Despite suffering from sore shins which disrupted his training, Mantovani was then moved up sharply in class and started a 20/1 outsider for the Group 1 Phoenix Stakes on 11 August. The Coventry Stakes winner Verglas started favourite, while the other seven runners included Ocean Ridge (Prix Robert Papin), Azra (Silver Flash Stakes) and Raphane (Curragh Stakes). Manning was aboard Azra, the Bolger stable's more fancied runner, and so the ride on Mantovani went to Conor Everard. After racing just behind the leaders Mantovani "squeezed" though a gap along the inside rail a furlong out, took the lead and kept on well to win by two lengths from the British challenger Muchea. Jim Bolger commented I knew he would handle the ground. I had planned to run him in the Anglesea Stakes but plans will now have to be changed".

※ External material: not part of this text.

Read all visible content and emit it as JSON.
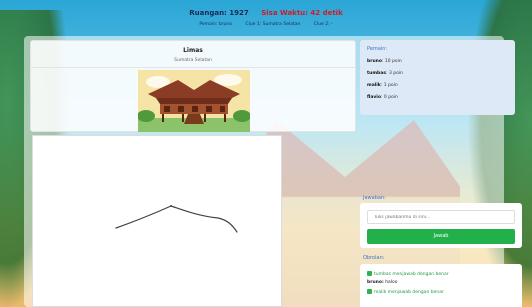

In the autumn of 1996 Mantovani was bought privately by Sheikh Mohammed's Godolphin organisation and was transferred to the stable of Saeed bin Suroor.

===Later career===
In the winter of 1996/97 Mantovani was sent to be trained at Godolphin's base in the United Arab Emirates. He appears to have had serious training problems and missed the next four seasons before finally returning to the track as a six-year-old in 2000. He ran twice in that year, finishing unplaced in two handicap races in December at Nad Al Sheba Racecourse and Jebel Ali. On 25 January 2001 Mantovani finished fifth of the ten runners behind March Crusader in a handicap race over 1500 metres at Nad Al Sheba Racecourse. In the following month he finished fourth in a handicap over 1400 metres at Ghantoot Racecourse. On his final start he finished sixth at Nad Al Sheba in April.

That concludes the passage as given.